C’était le Rubicon qu’il ne fallait pas franchir pour s’épargner le limogeage qu’une certaine opinion attendait depuis l’adhésion assumée de la Primature au foudroyant Mémorandum du M5 et l’arrestation de proches au nez et à la barbe du locataire des lieux. Ainsi, en dépit du pacte d’honneur dont il est seul à se prévaloir, le président du Comité Stratégique a peut-être échappé de peu au même sort qu’avaient connu certains de ses prédécesseurs en délicatesse avec les militaires. Mais, quoique remercié sans le moindre remerciement, la discourtoisie à son égard n’est en rien comparable à la brutalité infligée à un certain Cheick Modibo Diarra ou Moctar Ouane. Son départ de la Primature reste néanmoins un pied-de-nez, au regard de son remplacement par la même personne avec laquelle une sournoise rivalité est entretenue depuis la fin de la période intérimaire au sommet du gouvernement et l’avènement d’un ministre d’Etat.
Le retour aux fonctions de PM du ministre de l’Administration sortant, puisqu’il s’agit de lui, intervenu seulement quelques heures après la rupture d’avec de Choguel Maïga, marque par ailleurs l’accomplissement d’une instrumentalisation politique longtemps cautionnée, au détour du vocale «aile politique de la Transition». Et pour cause, la mainmise des anciens «5 Colonels» sur les rênes de l’Etat n’a jamais été aussi effective et totale qu’avec l’avènement d’un attelage institutionnel exclusivement militaire et qui parachève du coup une œuvre de dépolitisation pressentie depuis la formation de l’équipe sortante, avec la bénédiction du PM évincé.

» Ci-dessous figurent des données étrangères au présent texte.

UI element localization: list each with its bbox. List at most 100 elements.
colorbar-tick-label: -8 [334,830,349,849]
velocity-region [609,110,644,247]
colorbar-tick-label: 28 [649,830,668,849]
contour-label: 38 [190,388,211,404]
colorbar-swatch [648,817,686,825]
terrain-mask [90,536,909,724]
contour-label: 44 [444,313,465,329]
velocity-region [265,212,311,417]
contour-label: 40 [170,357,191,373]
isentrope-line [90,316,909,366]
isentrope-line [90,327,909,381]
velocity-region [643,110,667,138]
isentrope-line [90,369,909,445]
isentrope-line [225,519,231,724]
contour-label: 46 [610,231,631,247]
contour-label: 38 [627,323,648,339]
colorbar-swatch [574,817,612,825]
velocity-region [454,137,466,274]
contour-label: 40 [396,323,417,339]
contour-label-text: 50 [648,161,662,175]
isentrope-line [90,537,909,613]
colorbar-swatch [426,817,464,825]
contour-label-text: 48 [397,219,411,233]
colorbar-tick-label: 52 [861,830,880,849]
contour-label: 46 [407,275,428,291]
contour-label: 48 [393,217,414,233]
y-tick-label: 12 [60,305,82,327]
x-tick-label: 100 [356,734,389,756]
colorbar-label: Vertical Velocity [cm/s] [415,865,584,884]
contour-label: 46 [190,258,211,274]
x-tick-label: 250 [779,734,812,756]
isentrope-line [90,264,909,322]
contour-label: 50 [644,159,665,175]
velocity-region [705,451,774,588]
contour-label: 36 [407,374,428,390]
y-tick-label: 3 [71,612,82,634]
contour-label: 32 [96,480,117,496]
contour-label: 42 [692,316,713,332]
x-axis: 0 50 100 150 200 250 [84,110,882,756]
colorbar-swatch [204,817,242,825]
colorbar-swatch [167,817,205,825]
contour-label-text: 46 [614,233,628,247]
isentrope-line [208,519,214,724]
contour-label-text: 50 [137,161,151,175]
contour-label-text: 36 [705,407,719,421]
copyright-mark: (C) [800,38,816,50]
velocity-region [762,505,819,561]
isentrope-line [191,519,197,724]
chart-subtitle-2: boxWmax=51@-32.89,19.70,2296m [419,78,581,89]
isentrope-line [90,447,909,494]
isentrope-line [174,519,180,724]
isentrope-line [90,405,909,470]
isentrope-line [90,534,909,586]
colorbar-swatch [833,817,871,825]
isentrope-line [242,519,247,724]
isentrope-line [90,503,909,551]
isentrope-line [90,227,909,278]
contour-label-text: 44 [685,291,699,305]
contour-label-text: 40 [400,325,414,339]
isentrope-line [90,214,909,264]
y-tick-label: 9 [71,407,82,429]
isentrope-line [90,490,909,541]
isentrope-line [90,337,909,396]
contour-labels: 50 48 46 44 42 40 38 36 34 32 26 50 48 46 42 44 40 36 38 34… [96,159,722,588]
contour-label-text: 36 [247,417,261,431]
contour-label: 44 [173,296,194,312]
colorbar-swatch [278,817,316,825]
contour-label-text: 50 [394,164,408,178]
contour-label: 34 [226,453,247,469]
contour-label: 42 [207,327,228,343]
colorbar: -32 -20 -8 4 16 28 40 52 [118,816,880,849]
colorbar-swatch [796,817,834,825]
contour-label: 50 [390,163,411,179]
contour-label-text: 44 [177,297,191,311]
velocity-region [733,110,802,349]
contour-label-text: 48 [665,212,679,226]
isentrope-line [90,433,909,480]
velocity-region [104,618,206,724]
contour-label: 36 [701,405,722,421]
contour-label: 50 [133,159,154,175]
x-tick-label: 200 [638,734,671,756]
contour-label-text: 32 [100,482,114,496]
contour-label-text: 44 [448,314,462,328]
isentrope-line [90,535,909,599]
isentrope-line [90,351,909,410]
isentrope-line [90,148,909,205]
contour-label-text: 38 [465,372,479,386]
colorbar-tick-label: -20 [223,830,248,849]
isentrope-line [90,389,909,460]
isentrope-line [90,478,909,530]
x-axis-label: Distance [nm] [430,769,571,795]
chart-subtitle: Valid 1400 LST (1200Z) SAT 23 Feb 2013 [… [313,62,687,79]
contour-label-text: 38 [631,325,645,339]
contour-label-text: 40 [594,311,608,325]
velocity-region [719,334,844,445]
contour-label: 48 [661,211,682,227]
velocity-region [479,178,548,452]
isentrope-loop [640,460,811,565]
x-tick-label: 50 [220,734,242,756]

En plus d’en profiter pour porter un Général de Division à la tête de l’administration d’Etat, l’explosion du duo entre Choguel-Assimi aura produit la brèche par laquelle le gouvernement s’est purgé de ce qu’il restait de ses rares composantes partisanes. Elles ont été emportées par la vague des huit (7) ministres virés en même temps que le président du M5 et remplacés par des arrivants sans relief apparent. Hormis l’ancienne ambassadrice, Oumou Sall Seck devenue nouvelle ministre de l’emploi et de l’entrepreneuriat, l’opinion n’a de cesse de s’interroger sur la provenance des autres nouveaux membres de l’équipe que dirige le super PM Abdoulaye Maïga en conservant son portefeuille de ministre de l’Administration territoriale. Les autres rescapés gardent également intacts leurs portefeuilles respectifs, si bien que l’ancienne architecture gouvernementale n’en est altérée que par l’avènement d’un département délégué (auprès du Premier ministre) en charge du processus électoral. La composition de l’équipe gouvernementale, en revanche, subit une modification au tiers de sa taille. Laquelle s’opère aux dépens de plusieurs caciques, dont de fidèles serviteurs du PM et non moins porteurs de ce que le M5 pouvait encore prétendre partager avec le pouvoir : la Refondation. Fille ou faire-valoir du RFP d’obédience Choguel Maïga, elle demeure toujours une composante de l’action gouvernementale mais en étant orpheline de précurseurs comme Ibrahim Ikassa Maïga ou encore la ministre déléguée Mme Dicko Fatoumata, entre autres personnalités virées du gouvernement. Sauf qu’aux représentants de la tendance adversaire du M5, on a préféré des nouveaux arrivants sortis du chapeau de la présidence pour la plupart et dont le choix consacre une marginalisation définitive de l’aile politique de la Transition et de ses leaders. C’est le prolongement, au fait, d’une dynamique de militarisation qu’annonce depuis longtemps l’abondance de porteurs d’uniforme dans l’administration et les chancelleries maliennes et que le M5, toutes tendances confondues, pensaient cautionner aux seuls dépens des tendances hostiles à une perpétuation de la Transition. Or l’avènement d’un chef du Gouvernement, avec le cumul d’un portefeuille en charge des élections, préfigure un retour à l’ordre constitutionnel à la perte de l’ensemble de la classe politique.